It was the summer of 1966, I was a skinny little 15-year-old kid, my Dad owned a new Triumph Bonneville, and I was in hog heaven. We were going to the motorcycle races. A big night out in those days was the East Windsor Speedway, a half-mile dirt track oval where they raced everything. Stock cars, two-strokes, and the big bikes. Not just locals, either. Harley’s Bart Markel (National No. 1), Triumph’s Gary Nixon (National No. 9), and more. It was the 4th of July weekend and it was 55 years ago. I remember it like it was last week.
East Windsor Speedway put on quite a show. Dad and I rode there on the Bonneville. I fancied myself a motorcycle guy and it just didn’t get any better than the half-mile dirt oval at East Windsor. The fun started right in the parking lot with hundreds of fans’ motorcycles. Fins and twins (everything was an air-cooled twin in those days), carbs, chrome, custom paint, custom seats, and more. It was all England and America and a little bit of Japan: Triumph, BSA, Honda, Harley, Suzuki, Yamaha…you get the idea. Italy and Ducati were yet to be discovered, only weirdos rode BMWs (remember those strange sideways kick starters?), and weirdos definitely didn’t go to the races. A new Bonneville was $1320 and a Honda Super Hawk (electric start, no less) was only about $600. It all seemed so attainable.
The East Windsor Speedway is long gone now, shut down by noise complaints from the encroaching ‘burbs and then plowed over for more cookie cutter homes. It’s a pity, really.
East Windsor always put on quite a show, but that 4th of July evening was a six sigma outlier on the right side of the bell curve. Stock car racing was first, then the 250cc class (love that smell!), then the big boys (including Nixon and Markel), then the main event (Evel Knievel!)…and it was all washed down with a 4th of July fireworks display that was as good as I had ever seen. That warm New Jersey night out started before the sun went down and finished around midnight. I think the cost to get in was something like $2.50.
Evel Knievel was the highlight for me and I think for everyone else, too.
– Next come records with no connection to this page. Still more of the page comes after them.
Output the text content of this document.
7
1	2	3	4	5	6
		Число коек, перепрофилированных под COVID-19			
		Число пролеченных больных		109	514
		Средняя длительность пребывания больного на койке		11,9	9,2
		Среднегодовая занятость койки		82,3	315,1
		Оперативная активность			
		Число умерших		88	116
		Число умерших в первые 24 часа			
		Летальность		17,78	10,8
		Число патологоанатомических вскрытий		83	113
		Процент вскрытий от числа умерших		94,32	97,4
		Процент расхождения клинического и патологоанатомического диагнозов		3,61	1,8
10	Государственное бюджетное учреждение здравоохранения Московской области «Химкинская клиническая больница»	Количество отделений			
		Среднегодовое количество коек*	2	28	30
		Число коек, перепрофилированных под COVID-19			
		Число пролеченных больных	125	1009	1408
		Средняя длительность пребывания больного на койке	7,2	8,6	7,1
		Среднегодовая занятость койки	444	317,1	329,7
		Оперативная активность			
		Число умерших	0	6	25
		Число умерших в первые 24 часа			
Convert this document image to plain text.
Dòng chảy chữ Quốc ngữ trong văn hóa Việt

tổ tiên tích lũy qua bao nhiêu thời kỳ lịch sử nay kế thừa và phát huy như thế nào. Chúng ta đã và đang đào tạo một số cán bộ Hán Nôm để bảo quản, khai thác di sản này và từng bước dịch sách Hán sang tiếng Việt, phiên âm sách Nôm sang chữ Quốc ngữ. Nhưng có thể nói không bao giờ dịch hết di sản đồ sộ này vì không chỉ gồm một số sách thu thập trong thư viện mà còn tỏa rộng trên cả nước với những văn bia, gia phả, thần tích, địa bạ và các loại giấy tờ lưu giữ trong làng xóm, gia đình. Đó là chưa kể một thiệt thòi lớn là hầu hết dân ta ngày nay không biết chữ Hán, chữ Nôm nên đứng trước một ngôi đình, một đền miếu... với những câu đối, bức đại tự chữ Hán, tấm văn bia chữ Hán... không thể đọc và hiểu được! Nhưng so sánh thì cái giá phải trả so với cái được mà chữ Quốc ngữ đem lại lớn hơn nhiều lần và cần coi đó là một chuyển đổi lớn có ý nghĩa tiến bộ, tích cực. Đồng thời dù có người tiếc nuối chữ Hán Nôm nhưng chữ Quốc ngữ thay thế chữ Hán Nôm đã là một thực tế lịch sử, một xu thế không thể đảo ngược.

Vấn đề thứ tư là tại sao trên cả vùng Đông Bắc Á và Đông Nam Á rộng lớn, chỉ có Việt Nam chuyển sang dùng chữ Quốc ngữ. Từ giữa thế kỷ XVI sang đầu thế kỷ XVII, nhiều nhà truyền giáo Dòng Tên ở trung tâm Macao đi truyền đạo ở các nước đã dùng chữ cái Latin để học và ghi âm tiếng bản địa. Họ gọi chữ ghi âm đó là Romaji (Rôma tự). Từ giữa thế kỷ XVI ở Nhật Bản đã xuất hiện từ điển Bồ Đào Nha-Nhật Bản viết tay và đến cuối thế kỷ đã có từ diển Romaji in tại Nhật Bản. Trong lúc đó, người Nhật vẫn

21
Evel was just starting to get famous, and here he was in person. White leathers and a cape trimmed in red and blue on the 4th of July. (Gresh and I always wanted capes, but we had to wait 50 years and go to China to get ours.) A Harley V-twin, with monstrous ramps set up on the infield (one for liftoff and one for landing), with a couple of Greyhounds in between (buses, that is…not the dogs).
The crowd fell silent as Evel revved the 750 Harley and then accelerated. But it wasn’t up the ramp. Nope, Evel (ever the showman) accelerated alongside the ramps and the buses when we all expected him to jump. Faked us out, he did. Then he looped around to start again. Ah, I get it, we all thought. That was just to gage his acceleration before hitting the ramps for real. The anticipation built. Thousands held their breath as Evel accelerated again, but he faked us out with another run alongside the ramps. Okay, all part of the show. A third time….maybe this would be it…but no, it was yet another tease. Back to the start point, more revving, and by now we were wise to the ways of Evel. We all thought it would be another feint. But nope, this was the real deal…up the ramp rapidly and suddenly there he was: Airborne Evel, sailing up and over the buses, suspended high in the evening air, and then back down on the landing ramp. He hit the brakes hard, struggling to stop before running out of room, the Harley’s rear end sashaying around like an exotic dancer in a room full of big tippers.
The crowd went nuts. A seismic cheer drowned out the mighty Milwaukee sound machine. We had seen Evel, the man and the motorcycle. Airborne and in person, flying over the buses that would have you leave the driving to them. It was awesome.
It all happened 55 years ago. Evel, my Dad, and the East Windsor Speedway have gone on to their reward and I’m officially a geezer drawing Social Security. But that evening? It will live in my memory forever.